GS Home Shopping: Hanjin's white knight The company apparently helps the Hanjin owner family to pay inheritance tax in time

Translated by Ryu Ho-joung 공개 2019-10-28 08:00:00

이 기사는 2019년 10월 28일 08:00 더벨 유료페이지에 표출된 기사입니다.

GS Home Shopping, a TV shopping business unit of South Korea's conglomerate GS Group, acquires a partial stake in Hanjin Transportation, a logistics service arm of the country's another major conglomerate Hanjin Group, drawing attention to GS Group's intention behind the transaction.

The TV shopping company announced this week that it plans to buy a 6.87 percent stake in Hanjin Transportation, which used to be owned by Hanjin Group's late chairman Cho Yang-ho, for 25 billion won.

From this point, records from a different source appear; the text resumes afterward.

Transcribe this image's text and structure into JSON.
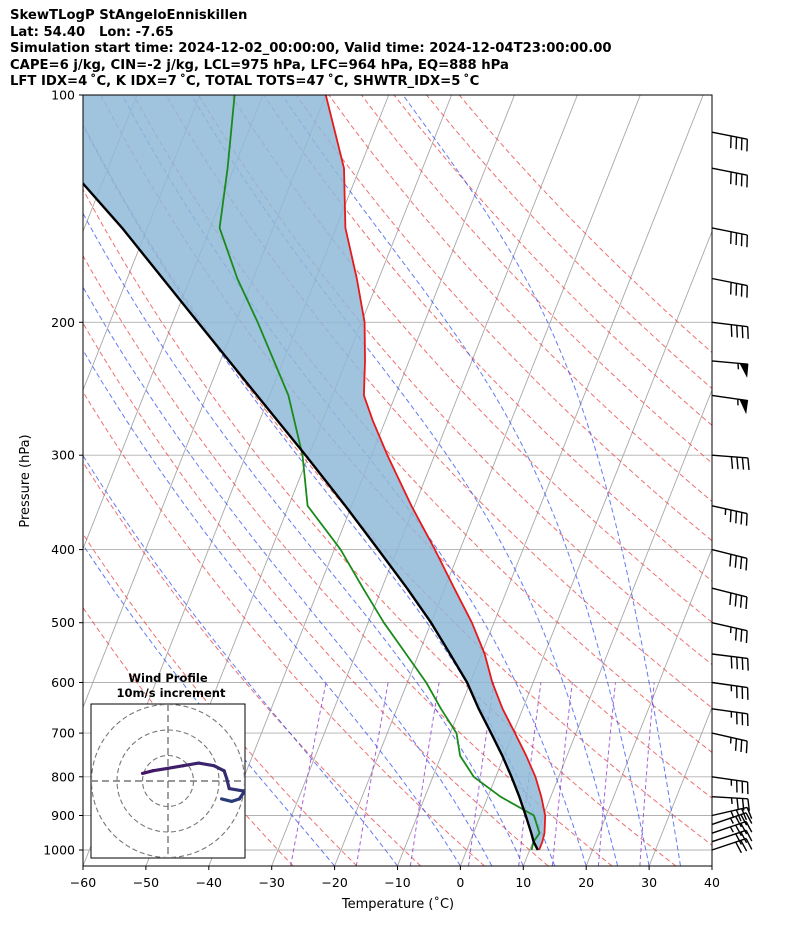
{
  "header": {
    "line1": "SkewTLogP StAngeloEnniskillen",
    "line2": "Lat: 54.40   Lon: -7.65",
    "line3": "Simulation start time: 2024-12-02_00:00:00, Valid time: 2024-12-04T23:00:00.00",
    "line4": "CAPE=6 j/kg, CIN=-2 j/kg, LCL=975 hPa, LFC=964 hPa, EQ=888 hPa",
    "line5": "LFT IDX=4 ˚C, K IDX=7 ˚C, TOTAL TOTS=47 ˚C, SHWTR_IDX=5 ˚C"
  },
  "chart_data": {
    "type": "skewt",
    "xlabel": "Temperature ($^\\circ$C)",
    "xlabel_display": "Temperature (˚C)",
    "ylabel": "Pressure (hPa)",
    "xlim": [
      -60,
      40
    ],
    "ylim": [
      1050,
      100
    ],
    "x_ticks": [
      -60,
      -50,
      -40,
      -30,
      -20,
      -10,
      0,
      10,
      20,
      30,
      40
    ],
    "x_tick_labels": [
      "−60",
      "−50",
      "−40",
      "−30",
      "−20",
      "−10",
      "0",
      "10",
      "20",
      "30",
      "40"
    ],
    "y_ticks": [
      100,
      200,
      300,
      400,
      500,
      600,
      700,
      800,
      900,
      1000
    ],
    "y_tick_labels": [
      "100",
      "200",
      "300",
      "400",
      "500",
      "600",
      "700",
      "800",
      "900",
      "1000"
    ],
    "colors": {
      "temperature": "#e41a1c",
      "dewpoint": "#1a8a1a",
      "parcel": "#000000",
      "cape_fill": "#8fb8d8",
      "dry_adiabat": "#e84040",
      "moist_adiabat": "#3050ee",
      "mixing_ratio": "#8e3bcc",
      "isotherm": "#a8a8a8",
      "hodograph": "#3b1e6e"
    },
    "temperature_profile": [
      {
        "p": 1000,
        "t": 11.5
      },
      {
        "p": 975,
        "t": 11.5
      },
      {
        "p": 950,
        "t": 11.3
      },
      {
        "p": 900,
        "t": 10.3
      },
      {
        "p": 850,
        "t": 8.5
      },
      {
        "p": 800,
        "t": 6.3
      },
      {
        "p": 750,
        "t": 3.5
      },
      {
        "p": 700,
        "t": 0.3
      },
      {
        "p": 650,
        "t": -3.2
      },
      {
        "p": 600,
        "t": -6.5
      },
      {
        "p": 550,
        "t": -9.5
      },
      {
        "p": 500,
        "t": -13.5
      },
      {
        "p": 450,
        "t": -18.5
      },
      {
        "p": 400,
        "t": -24.0
      },
      {
        "p": 350,
        "t": -30.5
      },
      {
        "p": 300,
        "t": -37.5
      },
      {
        "p": 270,
        "t": -42.0
      },
      {
        "p": 250,
        "t": -45.0
      },
      {
        "p": 225,
        "t": -47.0
      },
      {
        "p": 200,
        "t": -49.5
      },
      {
        "p": 175,
        "t": -53.5
      },
      {
        "p": 150,
        "t": -58.5
      },
      {
        "p": 125,
        "t": -62.5
      },
      {
        "p": 100,
        "t": -70.0
      }
    ],
    "dewpoint_profile": [
      {
        "p": 1000,
        "t": 10.3
      },
      {
        "p": 975,
        "t": 10.1
      },
      {
        "p": 950,
        "t": 10.5
      },
      {
        "p": 900,
        "t": 8.5
      },
      {
        "p": 850,
        "t": 2.0
      },
      {
        "p": 800,
        "t": -3.5
      },
      {
        "p": 750,
        "t": -7.0
      },
      {
        "p": 700,
        "t": -9.0
      },
      {
        "p": 650,
        "t": -13.0
      },
      {
        "p": 600,
        "t": -17.0
      },
      {
        "p": 550,
        "t": -22.0
      },
      {
        "p": 500,
        "t": -27.5
      },
      {
        "p": 450,
        "t": -33.0
      },
      {
        "p": 400,
        "t": -39.0
      },
      {
        "p": 350,
        "t": -47.0
      },
      {
        "p": 300,
        "t": -51.0
      },
      {
        "p": 250,
        "t": -57.0
      },
      {
        "p": 200,
        "t": -66.5
      },
      {
        "p": 175,
        "t": -72.5
      },
      {
        "p": 150,
        "t": -78.5
      },
      {
        "p": 125,
        "t": -81.0
      },
      {
        "p": 100,
        "t": -84.5
      }
    ],
    "parcel_profile": [
      {
        "p": 1000,
        "t": 11.3
      },
      {
        "p": 975,
        "t": 10.1
      },
      {
        "p": 950,
        "t": 9.2
      },
      {
        "p": 900,
        "t": 7.2
      },
      {
        "p": 850,
        "t": 5.0
      },
      {
        "p": 800,
        "t": 2.5
      },
      {
        "p": 750,
        "t": -0.3
      },
      {
        "p": 700,
        "t": -3.5
      },
      {
        "p": 650,
        "t": -7.0
      },
      {
        "p": 600,
        "t": -10.5
      },
      {
        "p": 550,
        "t": -15.0
      },
      {
        "p": 500,
        "t": -20.0
      },
      {
        "p": 450,
        "t": -26.0
      },
      {
        "p": 400,
        "t": -33.0
      },
      {
        "p": 350,
        "t": -41.0
      },
      {
        "p": 300,
        "t": -50.5
      },
      {
        "p": 250,
        "t": -62.0
      },
      {
        "p": 200,
        "t": -76.0
      },
      {
        "p": 150,
        "t": -94.0
      },
      {
        "p": 100,
        "t": -121.0
      }
    ],
    "dry_adiabats_C": [
      -30,
      -20,
      -10,
      0,
      10,
      20,
      30,
      40,
      50,
      60,
      70,
      80,
      90,
      100,
      110,
      120,
      130,
      140,
      150,
      160
    ],
    "moist_adiabats_C": [
      -20,
      -10,
      0,
      5,
      10,
      15,
      20,
      25,
      30,
      35
    ],
    "mixing_ratio_lines_gkg": [
      0.4,
      1,
      2,
      4,
      7,
      10,
      16,
      24
    ],
    "wind_barbs": [
      {
        "p": 1000,
        "u": -30,
        "v": -10
      },
      {
        "p": 975,
        "u": -30,
        "v": -10
      },
      {
        "p": 950,
        "u": -35,
        "v": -12
      },
      {
        "p": 925,
        "u": -35,
        "v": -12
      },
      {
        "p": 900,
        "u": -35,
        "v": -8
      },
      {
        "p": 850,
        "u": -35,
        "v": 2
      },
      {
        "p": 800,
        "u": -35,
        "v": 5
      },
      {
        "p": 700,
        "u": -35,
        "v": 8
      },
      {
        "p": 650,
        "u": -35,
        "v": 5
      },
      {
        "p": 600,
        "u": -35,
        "v": 5
      },
      {
        "p": 550,
        "u": -40,
        "v": 5
      },
      {
        "p": 500,
        "u": -35,
        "v": 8
      },
      {
        "p": 450,
        "u": -40,
        "v": 10
      },
      {
        "p": 400,
        "u": -40,
        "v": 10
      },
      {
        "p": 350,
        "u": -45,
        "v": 10
      },
      {
        "p": 300,
        "u": -40,
        "v": 3
      },
      {
        "p": 250,
        "u": -55,
        "v": 8
      },
      {
        "p": 225,
        "u": -55,
        "v": 5
      },
      {
        "p": 200,
        "u": -40,
        "v": 5
      },
      {
        "p": 175,
        "u": -40,
        "v": 8
      },
      {
        "p": 150,
        "u": -40,
        "v": 8
      },
      {
        "p": 125,
        "u": -40,
        "v": 8
      },
      {
        "p": 112,
        "u": -40,
        "v": 8
      }
    ],
    "hodograph": {
      "title": "Wind Profile",
      "subtitle": "10m/s increment",
      "rings_ms": [
        10,
        20,
        30
      ],
      "ring_step_ms": 10,
      "trace": [
        {
          "u": 21,
          "v": -7
        },
        {
          "u": 25,
          "v": -8
        },
        {
          "u": 28,
          "v": -7
        },
        {
          "u": 30,
          "v": -4
        },
        {
          "u": 24,
          "v": -3
        },
        {
          "u": 23,
          "v": 1
        },
        {
          "u": 22,
          "v": 4
        },
        {
          "u": 18,
          "v": 6
        },
        {
          "u": 12,
          "v": 7
        },
        {
          "u": 6,
          "v": 6
        },
        {
          "u": 0,
          "v": 5
        },
        {
          "u": -6,
          "v": 4
        },
        {
          "u": -10,
          "v": 3
        }
      ]
    }
  }
}
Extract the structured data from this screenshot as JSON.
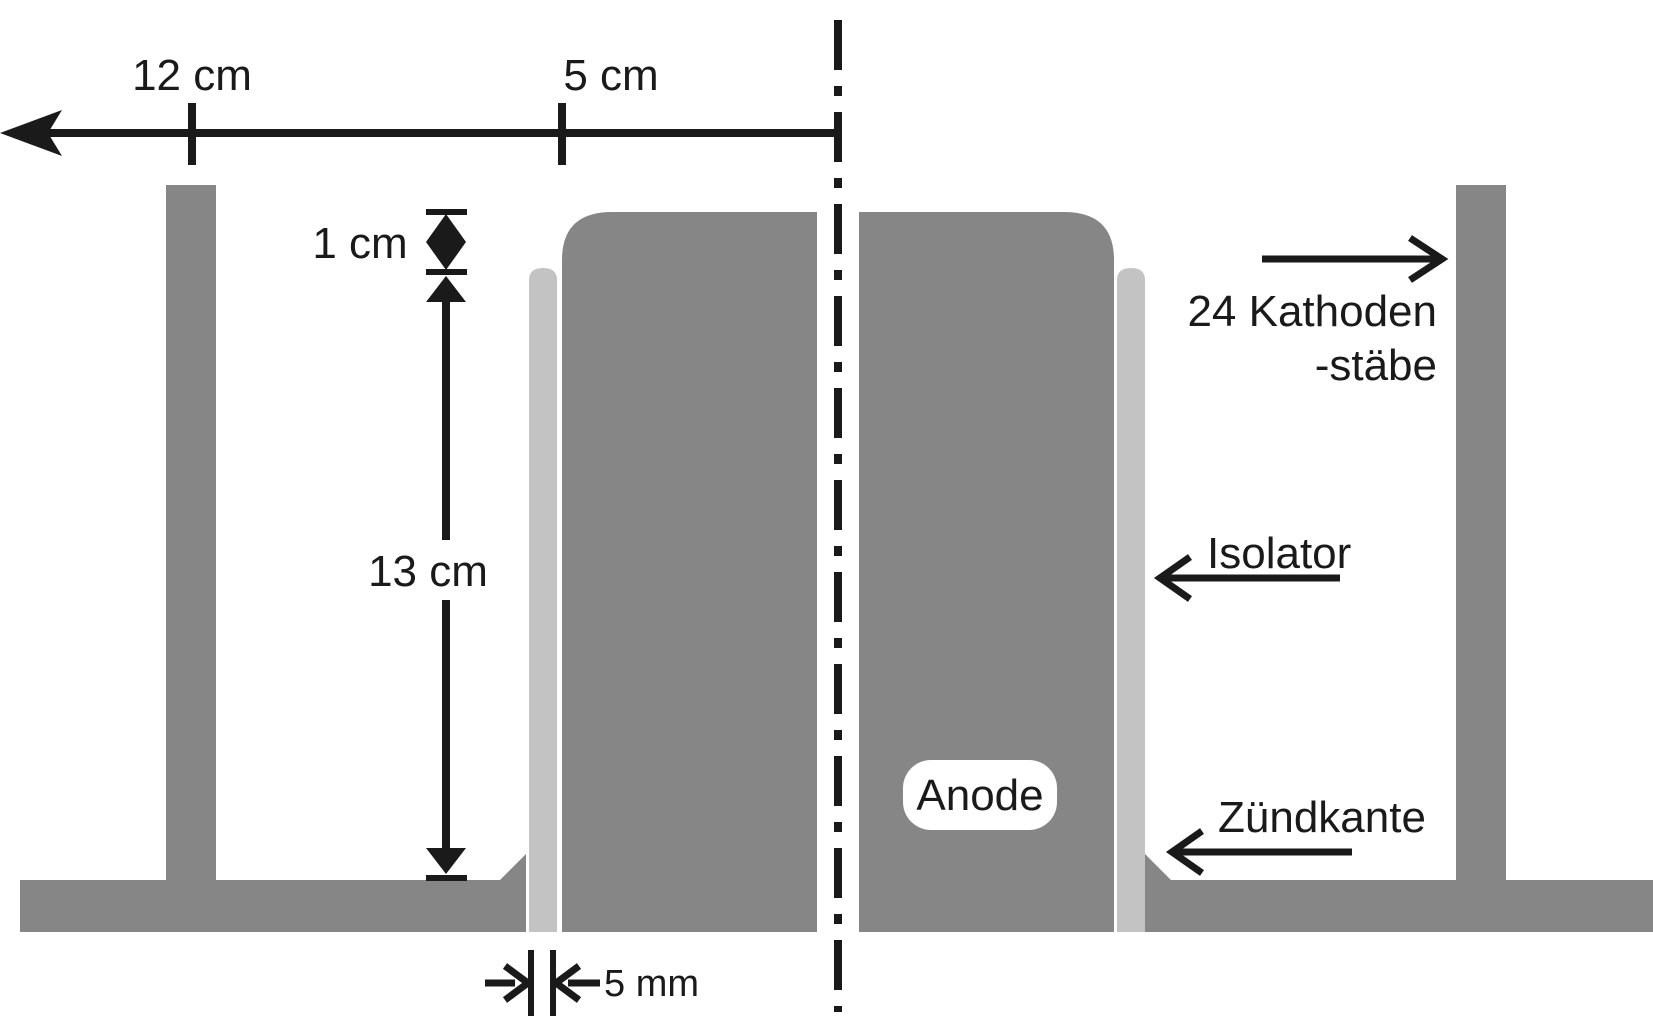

The company explained the purpose of the purchase was for a strategic investment to strengthen the relationship between the two firms. Indeed, the logistics service company makes deliveries of nearly 70 percent of the total orders processed by GS Home Shopping.

Some industry insiders, however, view this move as a favorable gesture by GS Home Shopping to help Hanjin Group's owner, the Cho family, to prepare funds to pay hefty inheritance tax amounting to 280 billion won.

The Cho family is expected to pay the tax in six installments over five years, meaning the first installment of about 46.7 billion won would be due by the end of October. Cash from the sale of the stake should be a great help in paying the first installment in time.

In fact, the owner's family lost nothing from the sale. Selling a small portion of the stake would hardly affect their control over Hanjin Transportation. Besides, they are able to maintain their control indirectly through Hanjin KAL, which is the largest shareholder of the company with a 22.19 percent stake.

The Cho family has rather gained GS Home Shopping as an ally to defend against the threat to their controlling power. The owner family, including Cho Won-tae, a son of the late chairman and the current chairman of Hanjin Group, needs to inherit the late chairman's majority stake in Hanjin KAL, a holding company of the group, in order to control the group's major subsidiaries, including Korean Air.

GS Home Shopping's explanation that the purchase was a strategic move is less convincing, as the business relationship between the two companies is unlikely to be adversely affected without the acquisition of a minority stake. On the other hand, the Cho family's weakened control could be a potential risk to the current friendly relationship between GS Home Shopping and Hanjin Transportation.

The Cho family is currently in a battle with the local activist hedge fund Korea Corporate Governance Improvement (KCGI) for control of the group. KCGI, the second largest shareholder of Hanjin KAL, continues increasing its stake in the group. If the owner's family failed to obtain cash to pay the tax, they may not be able to gain the upper hand in the battle.

In this light, a view that GS Home Shopping plays "white knight" for the Cho family amid a battle between the owner family and KCGI seems more convincing.

"To acquire a minority stake, which would give little influence on management decisions, even in a company currently in a battle for control could imply the intention to take sides, which means there should have been talks between GS Group and Hanjin Group prior to [this transaction]," said an industry insider.